Anonymous Intelligence Signal

Dockerfile Security Flaw: Node.js Process Runs as Root, Exposing Container to Privilege Escalation

human The Lab unverified 2026-04-04 02:26:49 Source: GitHub Issues

A critical security oversight has been identified in a Dockerfile configuration, where the Node.js application process runs with full root privileges inside the container. The Dockerfile lacks a `USER` directive, defaulting the container's entrypoint to the root user. This violation of the principle of least privilege creates a direct path for attackers to gain root-level control if they exploit any vulnerability within the application.

Verification confirms the exposure: building and running the container with a simple `whoami` command returns `root`. The vulnerable configuration is present in a file using the `node:22-alpine` base image, where the entrypoint executes `node dist/index.js` without first creating and switching to a non-privileged user.

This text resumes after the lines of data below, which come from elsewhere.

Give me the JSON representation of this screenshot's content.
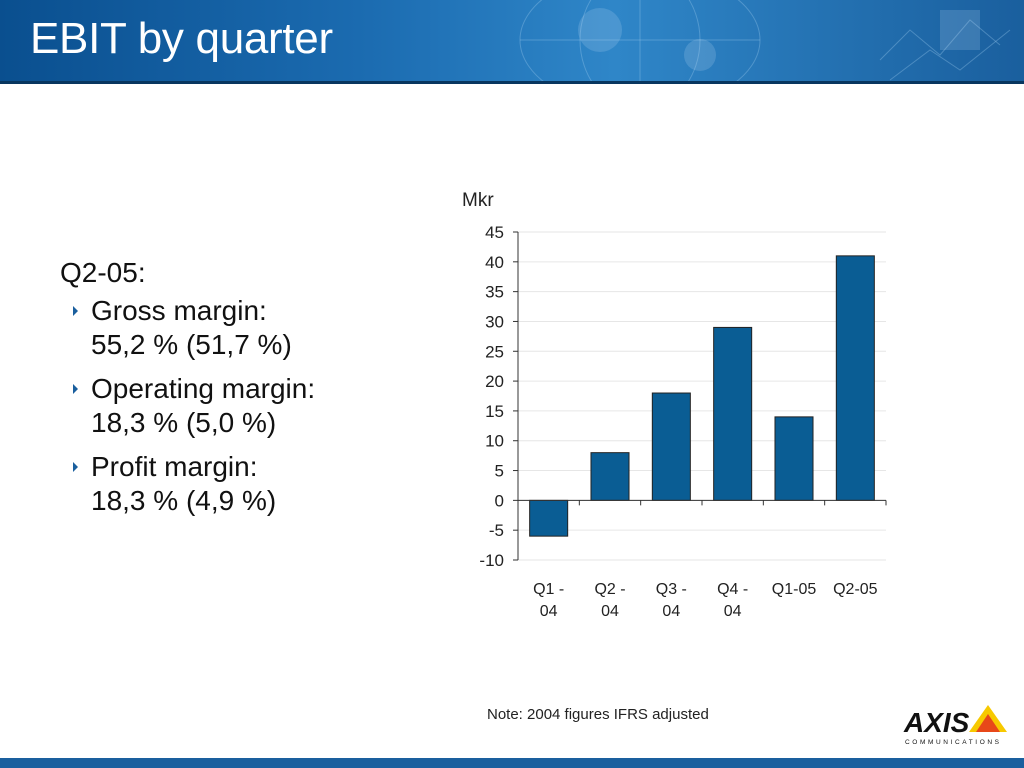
{
  "slide": {
    "title": "EBIT by quarter",
    "note": "Note: 2004 figures IFRS adjusted"
  },
  "bullets": {
    "intro": "Q2-05:",
    "items": [
      {
        "line1": "Gross margin:",
        "line2": "55,2 % (51,7 %)"
      },
      {
        "line1": "Operating margin:",
        "line2": "18,3 % (5,0 %)"
      },
      {
        "line1": "Profit margin:",
        "line2": "18,3 % (4,9 %)"
      }
    ]
  },
  "logo": {
    "wordmark": "AXIS",
    "tagline": "COMMUNICATIONS"
  },
  "chart_data": {
    "type": "bar",
    "unit_label": "Mkr",
    "categories": [
      [
        "Q1 -",
        "04"
      ],
      [
        "Q2 -",
        "04"
      ],
      [
        "Q3 -",
        "04"
      ],
      [
        "Q4 -",
        "04"
      ],
      [
        "Q1-05"
      ],
      [
        "Q2-05"
      ]
    ],
    "values": [
      -6,
      8,
      18,
      29,
      14,
      41
    ],
    "ylim": [
      -10,
      45
    ],
    "yticks": [
      45,
      40,
      35,
      30,
      25,
      20,
      15,
      10,
      5,
      0,
      -5,
      -10
    ],
    "bar_color": "#0a5d94",
    "grid": true,
    "legend": false
  }
}
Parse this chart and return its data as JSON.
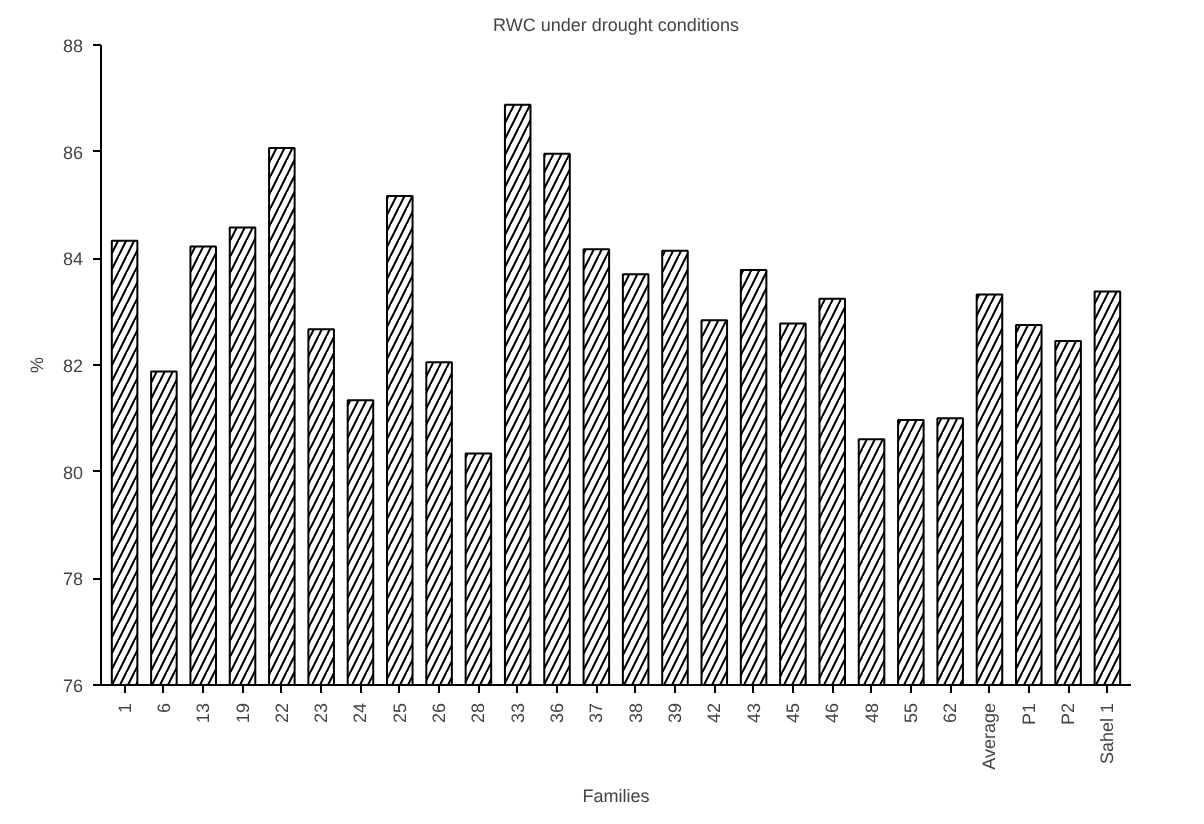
{
  "chart_data": {
    "type": "bar",
    "title": "RWC under drought conditions",
    "xlabel": "Families",
    "ylabel": "%",
    "categories": [
      "1",
      "6",
      "13",
      "19",
      "22",
      "23",
      "24",
      "25",
      "26",
      "28",
      "33",
      "36",
      "37",
      "38",
      "39",
      "42",
      "43",
      "45",
      "46",
      "48",
      "55",
      "62",
      "Average",
      "P1",
      "P2",
      "Sahel 1"
    ],
    "series": [
      {
        "color": "#ffffff",
        "values": [
          84.33,
          81.88,
          84.22,
          84.58,
          86.07,
          82.67,
          81.34,
          85.17,
          82.05,
          80.34,
          86.88,
          85.96,
          84.17,
          83.7,
          84.14,
          82.84,
          83.78,
          82.78,
          83.24,
          80.61,
          80.97,
          81.0,
          83.32,
          82.75,
          82.45,
          83.38
        ]
      }
    ],
    "ylim": [
      76,
      88
    ],
    "yticks": [
      76,
      78,
      80,
      82,
      84,
      86,
      88
    ],
    "grid": false
  }
}
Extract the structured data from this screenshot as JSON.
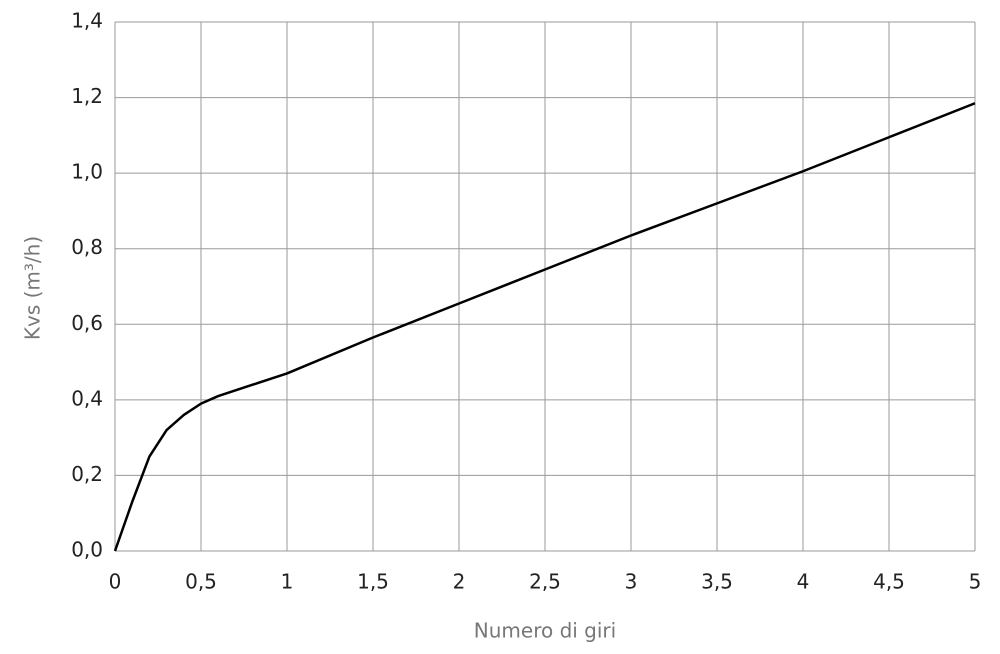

This leaves the entire containerized environment operating with unnecessary and dangerous system-level permissions.

The risk is severe. If an attacker successfully exploits a vulnerability—such as a CVE in a dependency or a bug triggered via the API—they immediately achieve root access within the container. This elevated position can facilitate container escape on certain runtimes, grant full permissions to any mounted secrets or volumes, allow arbitrary modification of the container filesystem, and enable the installation of tools for further lateral movement. The absence of this basic security hardening step represents a significant and avoidable attack surface for any deployment using this image.